涙目のひよりを尻目に自分の世界に入り込んで真面目な顔のまま額に青筋を立てている春菜。
一般人は顔立ちが知的で穏やかそうに見える春菜さんの雰囲気に騙されているだけで、こいつはドSです! とても面白半分で虐待しているようにみえないですよーっ!
「私の愛情……わかってくれるよね、ひより」
「ひゃい!」
目が血走り始めた春菜はふふふーん! と鼻息荒くとっても興奮して、すらっとした指先で舌をこねくり回す。
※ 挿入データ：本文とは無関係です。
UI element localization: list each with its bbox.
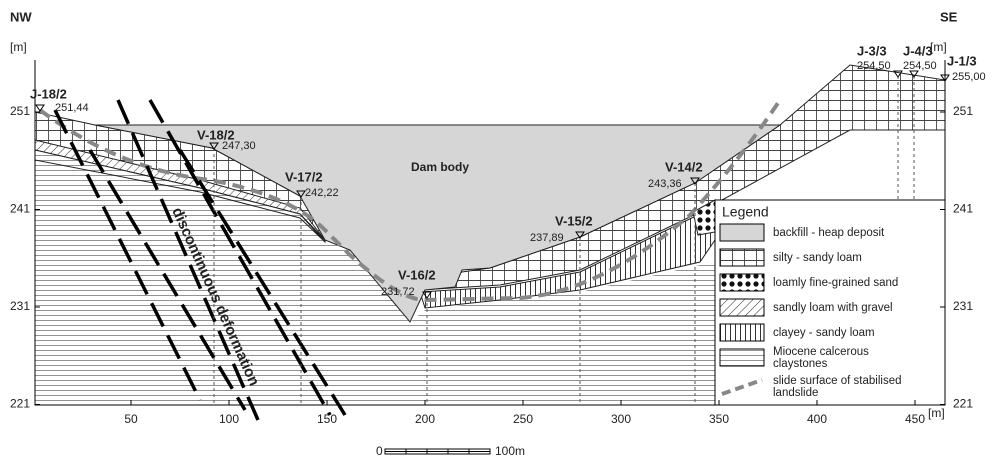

ドSすぎる仕打ちに根負けしたひよりの直感が『このままではヤバい気がするぅぅぅーっ』と警戒アラートを鳴らしていくのでブンブンと縦に首をふる。
もう涙がいっぱいたまった瞳のひよりにニヤリと微笑みながら後ろに回りこむと首に腕をまわしてびったりと抱きつく。
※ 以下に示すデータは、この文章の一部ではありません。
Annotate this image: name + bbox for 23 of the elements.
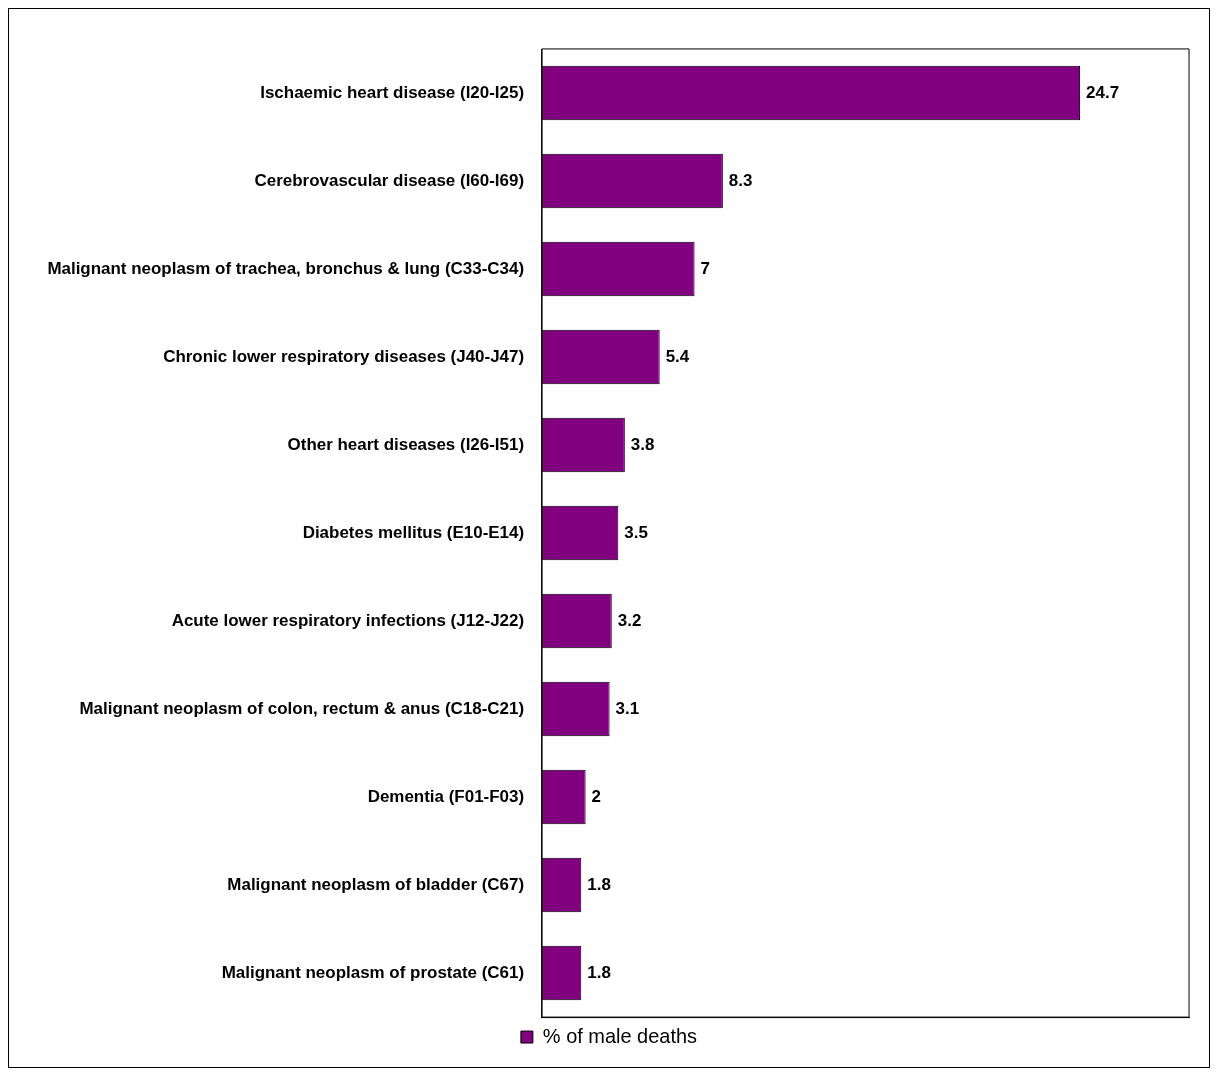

ひよりの背中には強く押し付けられた双丘の柔らかさが伝わる。
張りのある双丘の感触は至高! 女性免疫率ゼロに近いひよりは金縛りにあったように硬直して目を丸くする。
「あのね……いいこと教えてあげる」
わざとらしく耳元で囁く春菜の甘い声音。
若さと張りがある春菜の手がゆっくりとひよりの胸元に添えられる。
そして、頬と頬が触れ合い、春菜はクスっと笑い、とびっきりの優しさを宿した瞳で覗き込み、カチンコチンに緊張しているひよりに。
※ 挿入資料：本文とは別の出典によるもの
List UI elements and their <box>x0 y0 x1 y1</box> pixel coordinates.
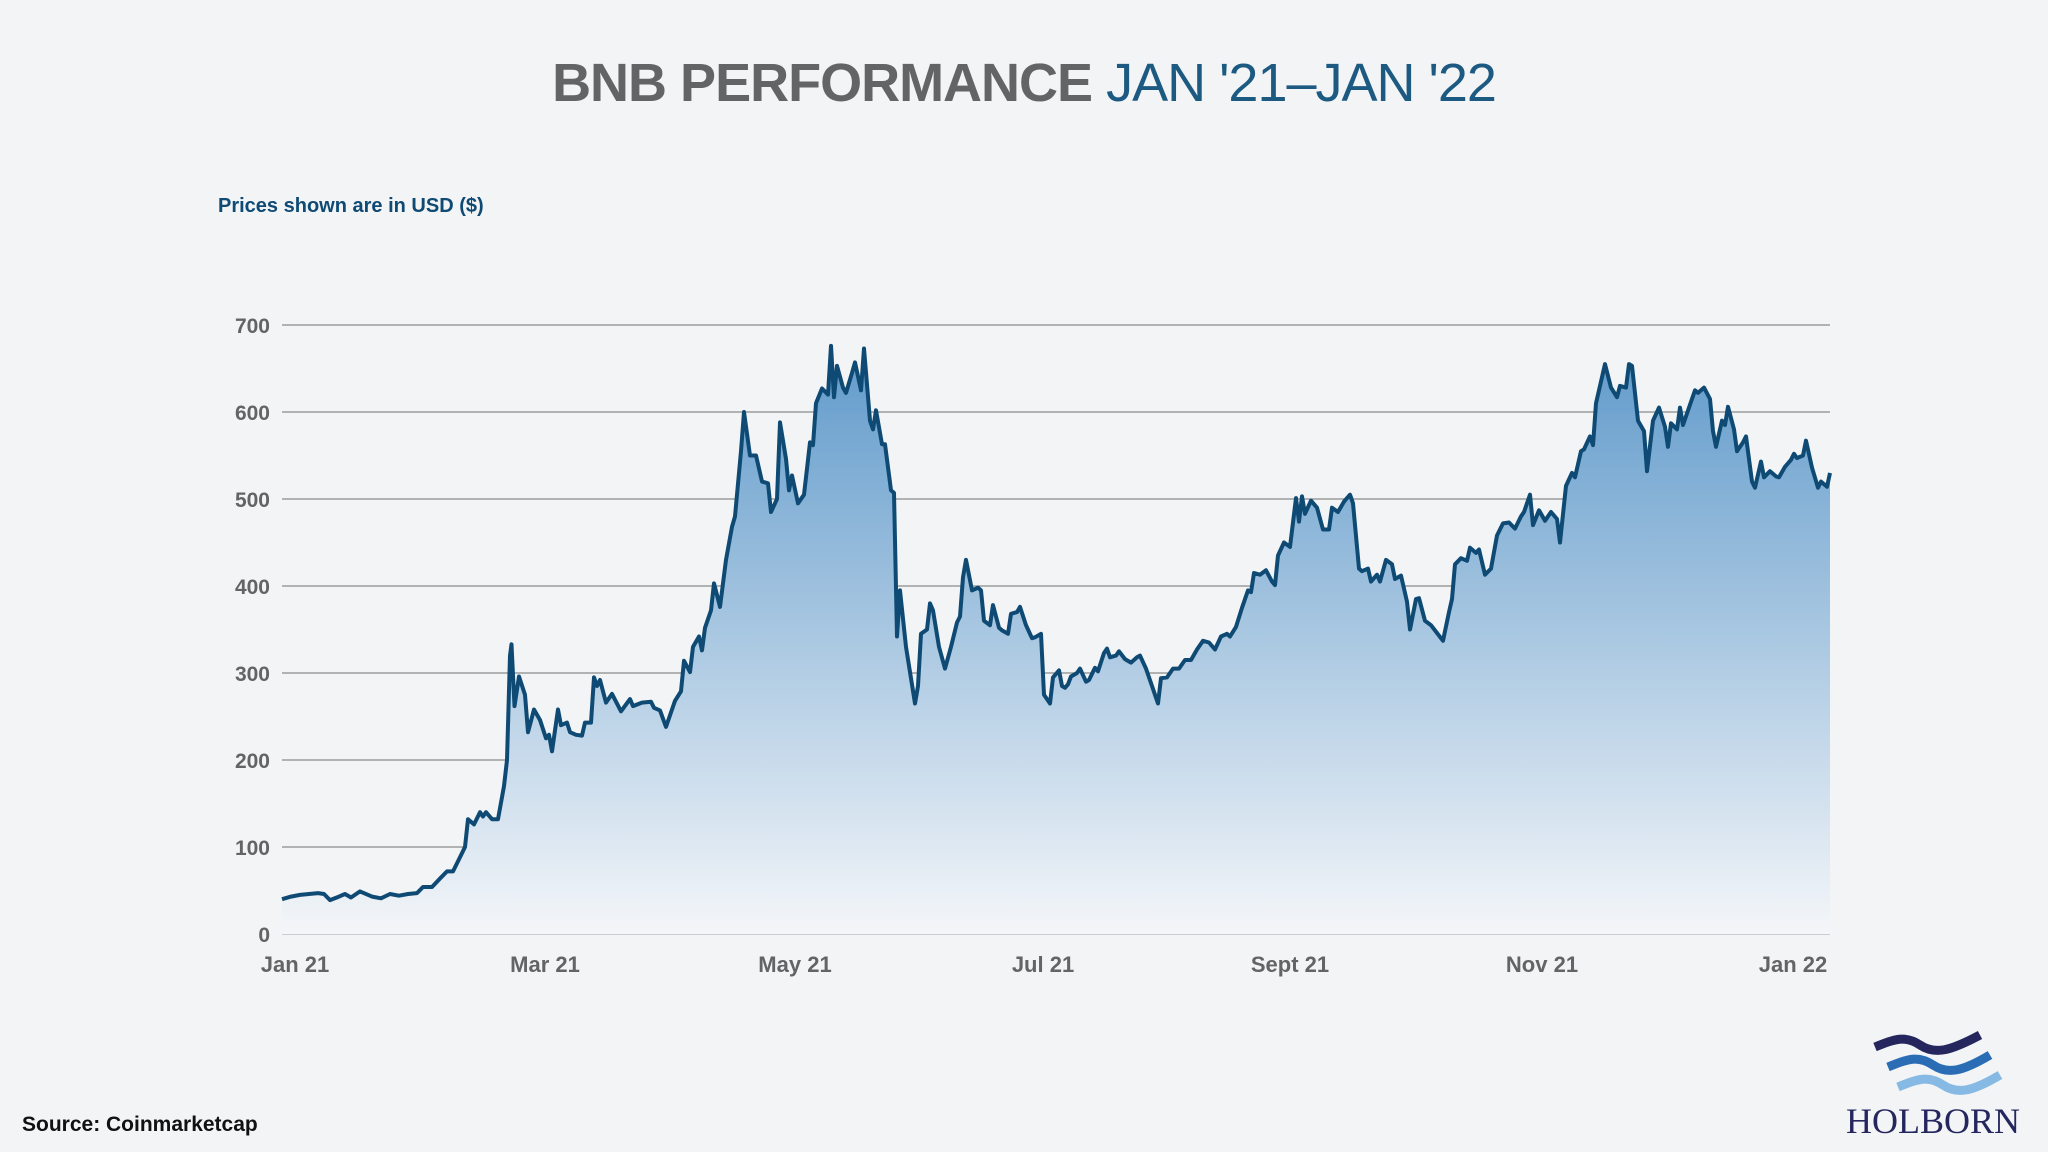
holborn-waves-icon <box>1873 1031 2003 1095</box>
price-line <box>281 343 1832 903</box>
y-tick-label: 300 <box>235 663 270 686</box>
title-date-range: JAN '21–JAN '22 <box>1106 53 1497 113</box>
x-tick-label: Nov 21 <box>1506 952 1578 977</box>
x-tick-label: May 21 <box>758 952 831 977</box>
y-axis: 0 100 200 300 400 500 600 700 <box>235 315 270 947</box>
title-bold: BNB PERFORMANCE <box>552 53 1093 113</box>
currency-note: Prices shown are in USD ($) <box>218 195 484 217</box>
holborn-logo-text: HOLBORN <box>1846 1101 2021 1141</box>
x-axis: Jan 21 Mar 21 May 21 Jul 21 Sept 21 Nov 21 Jan… <box>261 952 1828 977</box>
x-tick-label: Jul 21 <box>1012 952 1074 977</box>
y-tick-label: 200 <box>235 750 270 773</box>
y-tick-label: 400 <box>235 576 270 599</box>
page-title: BNB PERFORMANCE JAN '21–JAN '22 <box>0 52 2048 114</box>
source-note: Source: Coinmarketcap <box>22 1113 258 1136</box>
y-tick-label: 700 <box>235 315 270 338</box>
x-tick-label: Mar 21 <box>510 952 580 977</box>
y-tick-label: 500 <box>235 489 270 512</box>
y-tick-label: 0 <box>258 924 270 947</box>
price-area-fill <box>282 345 1830 934</box>
x-tick-label: Jan 21 <box>261 952 330 977</box>
x-tick-label: Jan 22 <box>1759 952 1828 977</box>
y-tick-label: 600 <box>235 402 270 425</box>
y-tick-label: 100 <box>235 837 270 860</box>
x-tick-label: Sept 21 <box>1251 952 1329 977</box>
「オクラって刻んだらネバネバドロドロしていて危険なエロスでエクスタシーなのよ」
「春菜さーん、変態すぎですよ」
「ふふっ、愛情を込めて春菜お姉ちゃんと言えないところはまだまだ青いお尻の子なのね、そんなことだから血縁親族近親相姦好きのひよりと言う異名をつけられるのよ」
「もう、勘弁してください……お弁当を……お腹がペコペコで死にそうなのです」
「お腹がすいているの? なら最高の提案をしてあげるわ」
春菜は悪戯っぽい微笑みを浮かべながら唇をペロリと舐めて感情がこもった妖艶な嬌声で紡ぐ。
「ひより……お弁当より私の初めてをた・べ・て」
その言葉がひよりの耳元を空襲した途端、楽観視できないほどの威嚇効果抜群の明確な殺気がガタついている窓から降り注いだのです。